Among the drugs that are prescribed to control inflammation if NSAIDs alone are insufficient, SULFASALAZINE is safe and effective in some patients, particularly those with involvement of peripheral joints. AZATHIOPRINE and METHOTREXATE have some effect on both spinal and peripheral disease, but clinical trials are inadequate to assess the efficacy of these drugs.
The newer anti-TNF drugs have been highly effective in patients with resistant disease. Future trials will establish their role in treatment. Early reports suggest that a BISPHOSPHONATE drug, pamidronate, may have useful effects. This group of drugs is more often used to treat osteoporosis but is under investigation for the treatment of AS.
Radiotherapy was used in the 1930s for spinal disease with good responses. A report in 1950 that AS patients who had received radiotherapy had a higher than expected incidence of leukemia resulted in a marked decline in this form of therapy. Although modern radiotherapy is probably much safer, it is still seldom used.

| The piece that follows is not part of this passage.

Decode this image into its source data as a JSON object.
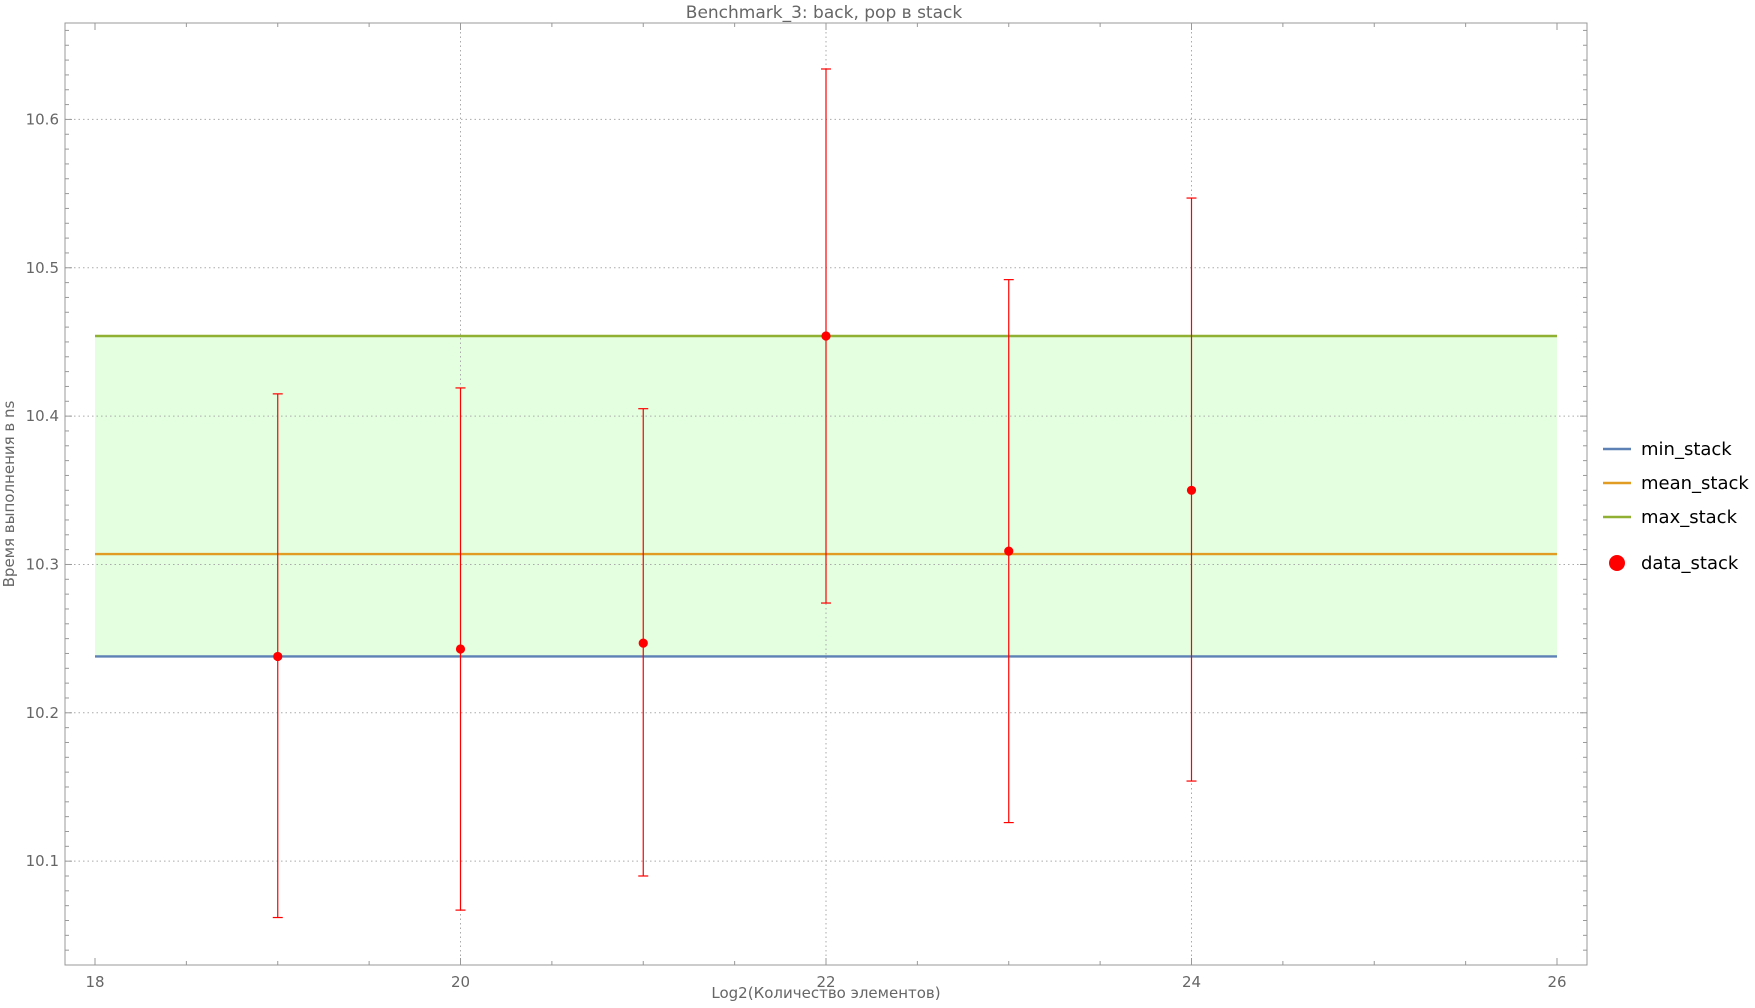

However, it still has a role in intractable disease and has been used in small doses to control local problems such as enthesitis of the Achilles tendon refractory to other treatments. Local CORTICOSTEROID injections are useful in treating swollen peripheral joints and enthesitis, but there is little role for long-term oral corticosteroids in AS.
If the hip joint is severely damaged, total joint replacement can dramatically improve a patient’s quality of life. This is a common operation in AS. However, many patients are young at the time of surgery and are likely to need a second operation years later to replace the artificial hip when it wears out.
Patients with AS who undergo hip replacement surgery have a greater chance of developing heterotopic ossification, a condition where new bone grows around and into the new joint, thus restricting its motion. To prevent heterotopic ossification, many orthopedic surgeons treat the hip with a low dose of radiotherapy before surgery.
Surgery is also occasionally used to correct a severe spinal deformity when the patient is bent so far forward that forward vision is impossible. The majority of patients with AS can lead an active life and continue to work.
Indeed, some patients with mild disease who have had back pain but never sought medical advice for it are diagnosed only when a routine X ray late in life shows the typical findings of AS. A poorer prognosis is more likely if there is peripheral joint disease, a young age of onset, a raised ESR, and a poor response to NSAIDs.